An example of this type of layout could be used in a custom furniture shop. There could be a sawing and planing department to prepare the stock wood, a tooling department to shape the wood, an assembly department, and a finishing department. As the furniture is being made the product moves from department to department.

Product layout (assembly line): With this type of facility, the product flows in a line and the layout of the processes is determined by the sequence necessary to produce the product. 

A lighting fixture assembly plant could be laid out this way. The assembly line for a table lamp could start with assembling the base and stand for the lamp, then it could travel by conveyor to have the wiring and light fixture added, then moved to have the shade added, and finally it flows to be packed and shipped. The lamp flows through the plant which is arranged according to the steps required to finish the lamp. 

Fixed layout: The product does not move in this type of layout. This layout is for products which are too large, bulky, or fragile to move. Everything necessary to make the product is brought to the product. 

A naval shipyard would be a good example of this type of layout. A battleship is far too large to be moved from department to department or to be moved on an assembly line. In the naval shipyard the materials, specialized departments, tools, and personnel are brought to the construction site.

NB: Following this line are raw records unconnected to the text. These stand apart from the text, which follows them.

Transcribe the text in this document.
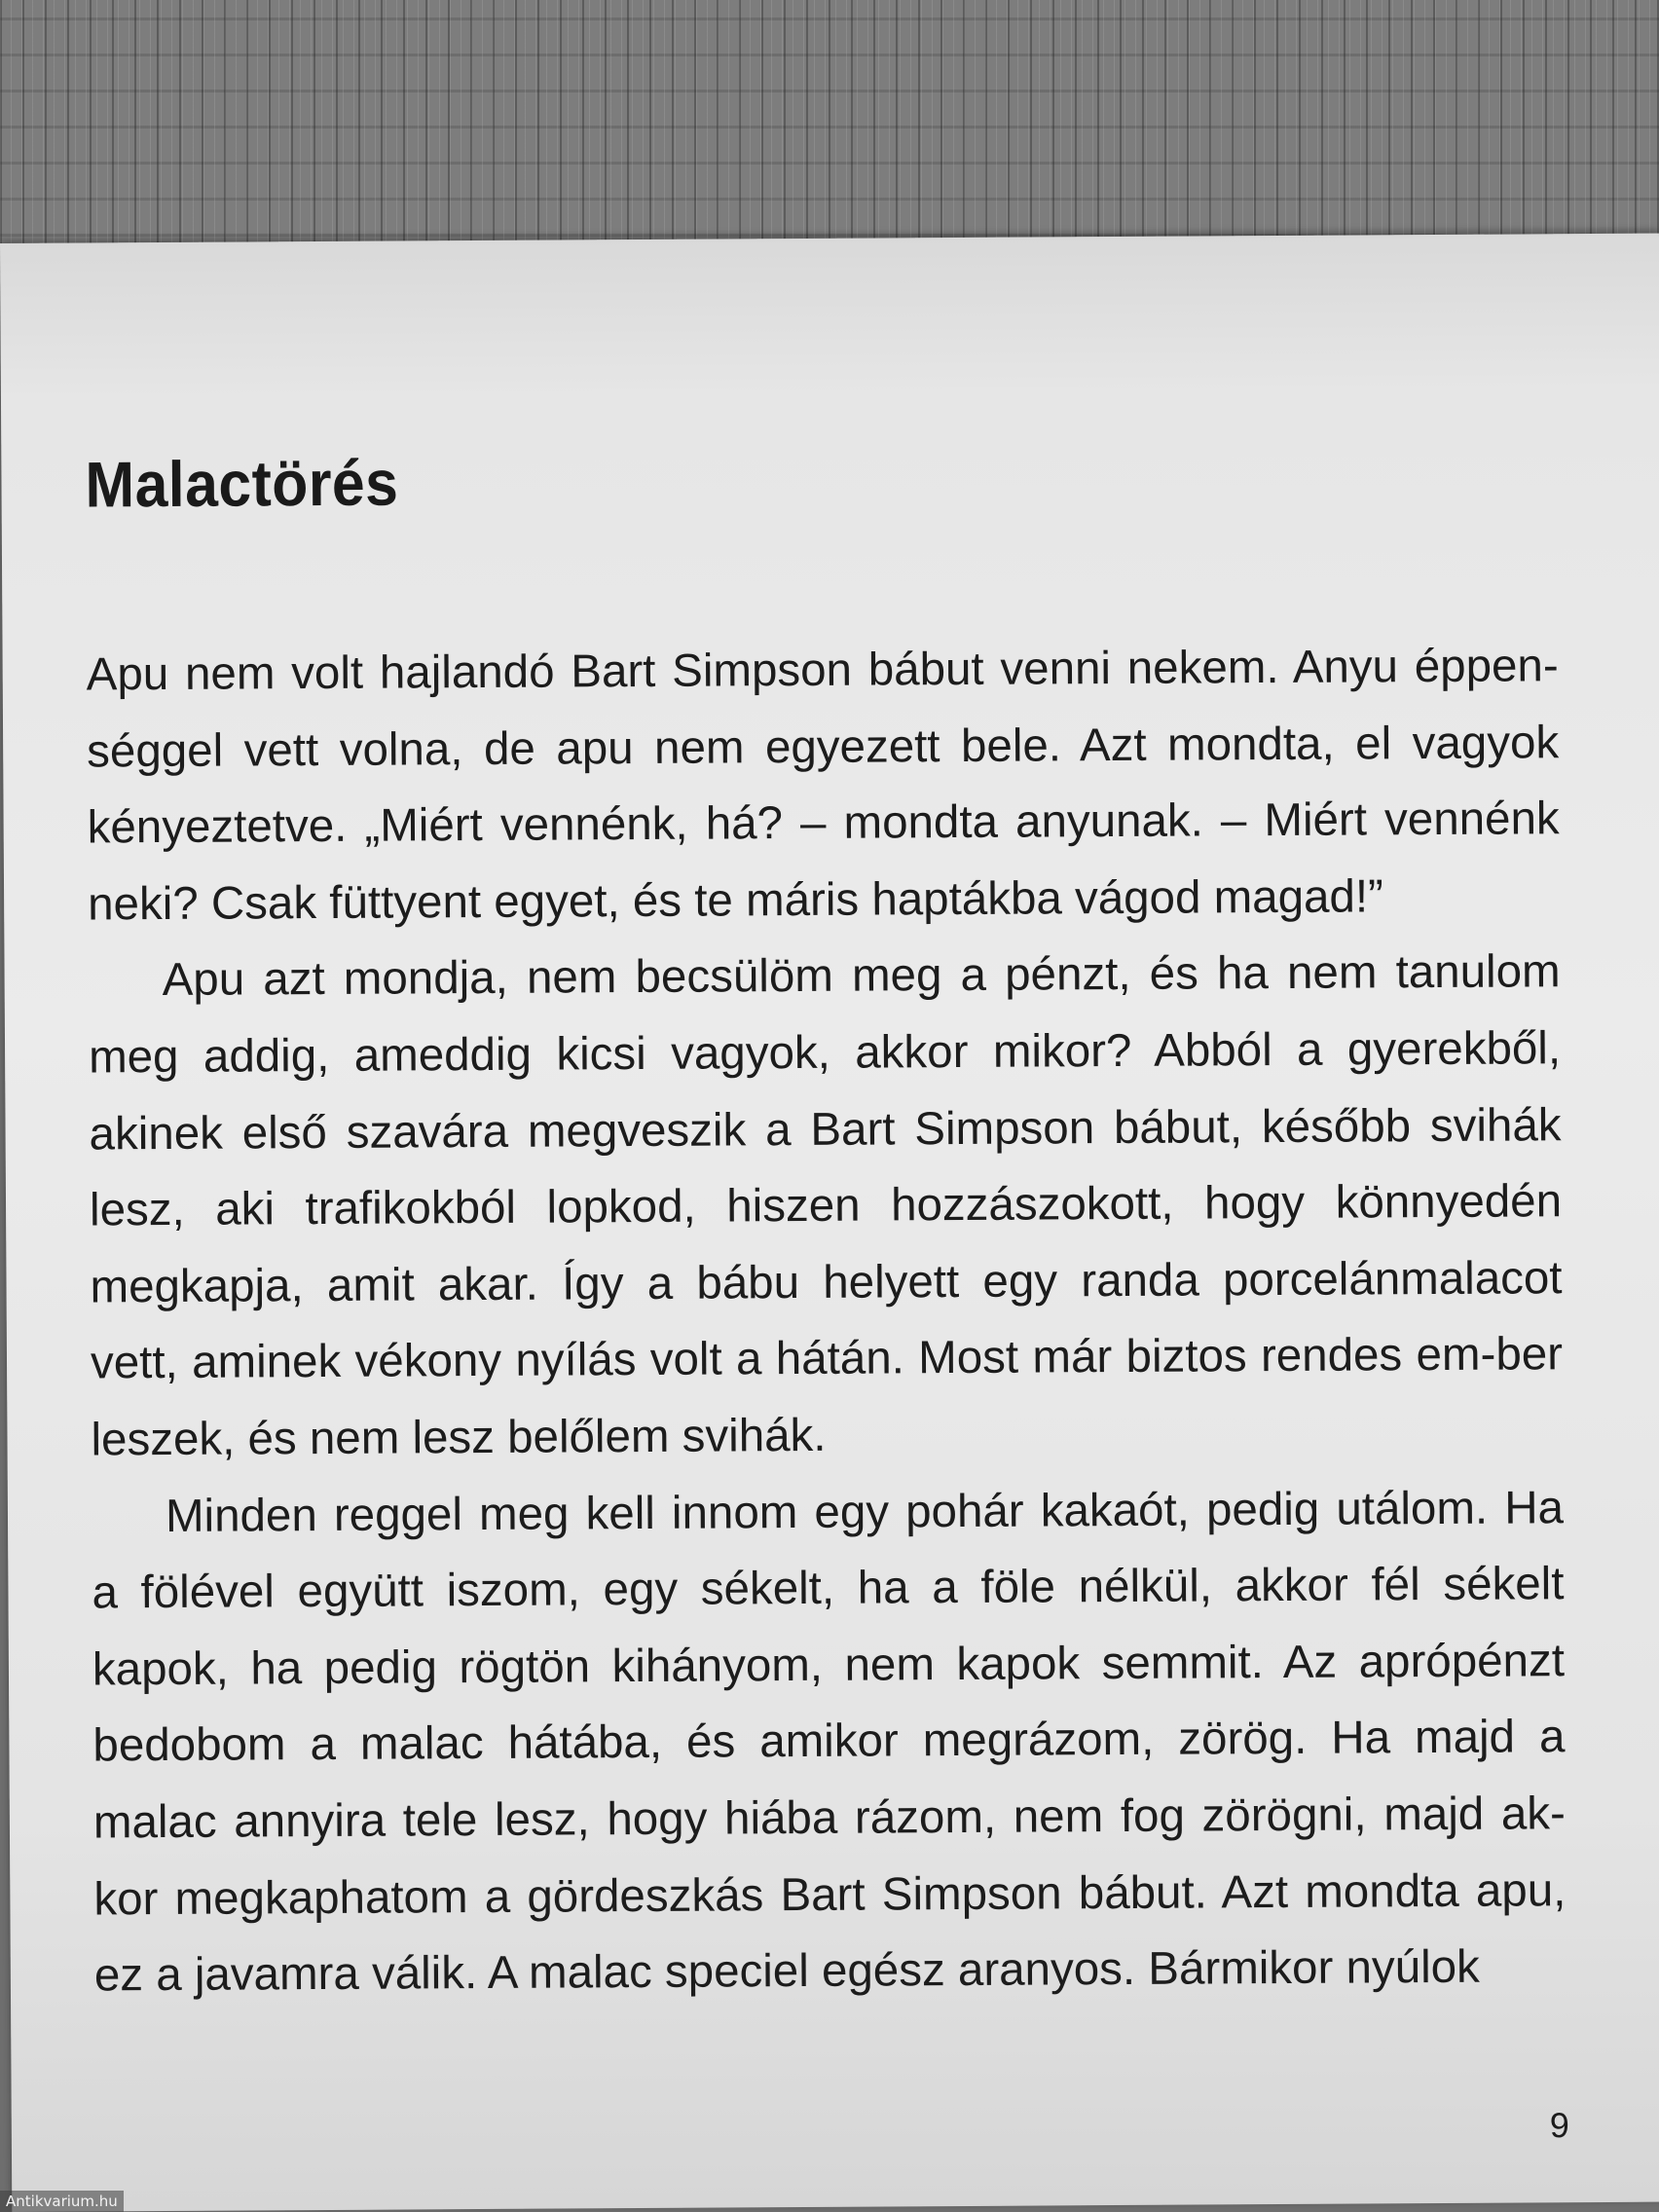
Malactörés

Apu nem volt hajlandó Bart Simpson bábut venni nekem. Anyu éppen-séggel vett volna, de apu nem egyezett bele. Azt mondta, el vagyok kényeztetve. „Miért vennénk, há? – mondta anyunak. – Miért vennénk neki? Csak füttyent egyet, és te máris haptákba vágod magad!”

Apu azt mondja, nem becsülöm meg a pénzt, és ha nem tanulom meg addig, ameddig kicsi vagyok, akkor mikor? Abból a gyerekből, akinek első szavára megveszik a Bart Simpson bábut, később svihák lesz, aki trafikokból lopkod, hiszen hozzászokott, hogy könnyedén megkapja, amit akar. Így a bábu helyett egy randa porcelánmalacot vett, aminek vékony nyílás volt a hátán. Most már biztos rendes em-ber leszek, és nem lesz belőlem svihák.

Minden reggel meg kell innom egy pohár kakaót, pedig utálom. Ha a fölével együtt iszom, egy sékelt, ha a föle nélkül, akkor fél sékelt kapok, ha pedig rögtön kihányom, nem kapok semmit. Az aprópénzt bedobom a malac hátába, és amikor megrázom, zörög. Ha majd a malac annyira tele lesz, hogy hiába rázom, nem fog zörögni, majd ak-kor megkaphatom a gördeszkás Bart Simpson bábut. Azt mondta apu, ez a javamra válik. A malac speciel egész aranyos. Bármikor nyúlok

9
Antikvarium.hu
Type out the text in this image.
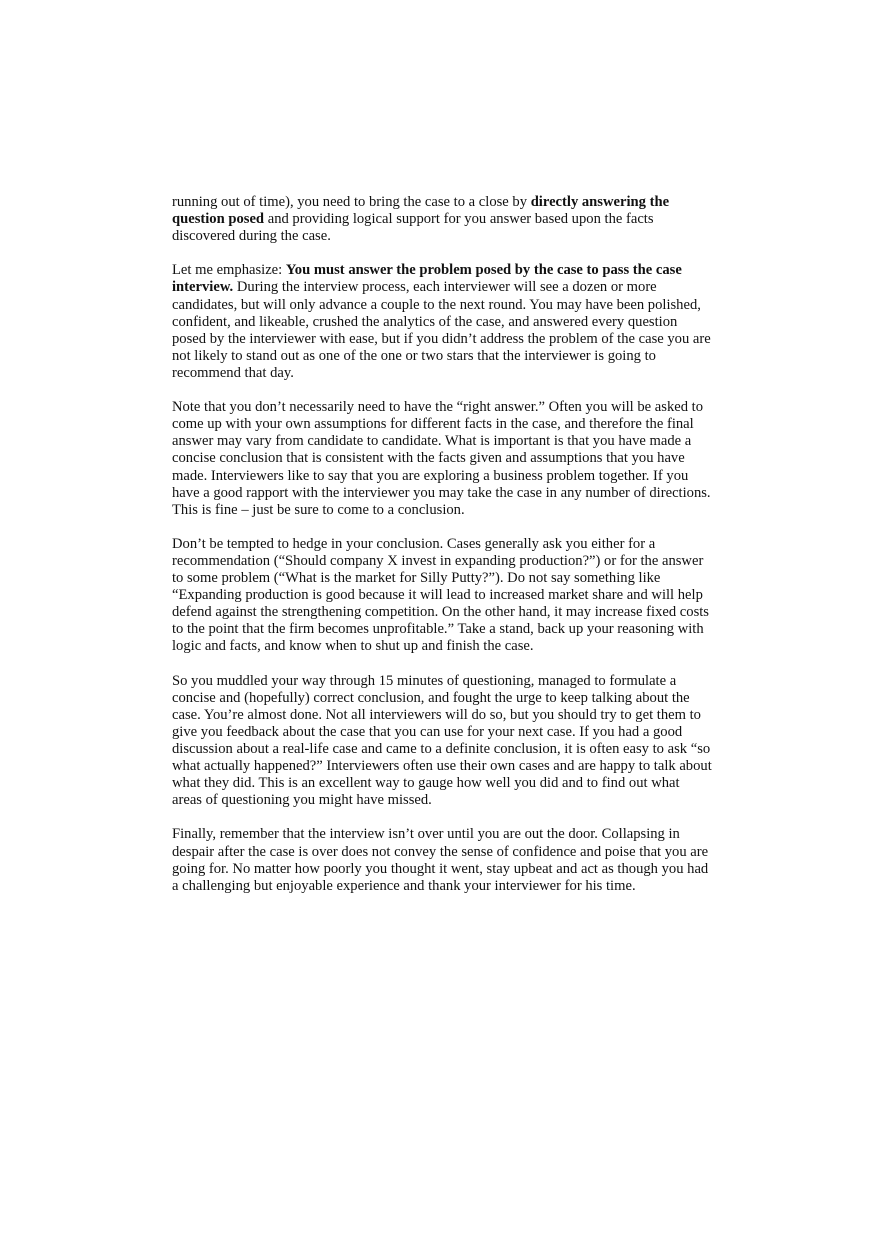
running out of time), you need to bring the case to a close by directly answering the question posed and providing logical support for you answer based upon the facts discovered during the case.

Let me emphasize: You must answer the problem posed by the case to pass the case interview. During the interview process, each interviewer will see a dozen or more candidates, but will only advance a couple to the next round. You may have been polished, confident, and likeable, crushed the analytics of the case, and answered every question posed by the interviewer with ease, but if you didn’t address the problem of the case you are not likely to stand out as one of the one or two stars that the interviewer is going to recommend that day.

Note that you don’t necessarily need to have the “right answer.” Often you will be asked to come up with your own assumptions for different facts in the case, and therefore the final answer may vary from candidate to candidate. What is important is that you have made a concise conclusion that is consistent with the facts given and assumptions that you have made. Interviewers like to say that you are exploring a business problem together. If you have a good rapport with the interviewer you may take the case in any number of directions. This is fine – just be sure to come to a conclusion.

Don’t be tempted to hedge in your conclusion. Cases generally ask you either for a recommendation (“Should company X invest in expanding production?”) or for the answer to some problem (“What is the market for Silly Putty?”). Do not say something like “Expanding production is good because it will lead to increased market share and will help defend against the strengthening competition. On the other hand, it may increase fixed costs to the point that the firm becomes unprofitable.” Take a stand, back up your reasoning with logic and facts, and know when to shut up and finish the case.

So you muddled your way through 15 minutes of questioning, managed to formulate a concise and (hopefully) correct conclusion, and fought the urge to keep talking about the case. You’re almost done. Not all interviewers will do so, but you should try to get them to give you feedback about the case that you can use for your next case. If you had a good discussion about a real-life case and came to a definite conclusion, it is often easy to ask “so what actually happened?” Interviewers often use their own cases and are happy to talk about what they did. This is an excellent way to gauge how well you did and to find out what areas of questioning you might have missed.

Finally, remember that the interview isn’t over until you are out the door. Collapsing in despair after the case is over does not convey the sense of confidence and poise that you are going for. No matter how poorly you thought it went, stay upbeat and act as though you had a challenging but enjoyable experience and thank your interviewer for his time.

Work cells: This type of facility is laid out in cells or pods. The work group is responsible for completing either a portion of the product, or the complete product from start to finish.

A research and development facility might use this type of layout. This way the workers will have all the tools necessary to make prototypes and test products for their team. 

Combined layouts: This facility type may have any combination of the facility floor layouts. 

An example of a combined layout might be a jet engine manufacturing plant where they might have work cells for the turbine fin assembly, process layout for the machine shop to make custom components, a product layout for the fuel system assembly, and a fixed layout for the final assembly of the engine.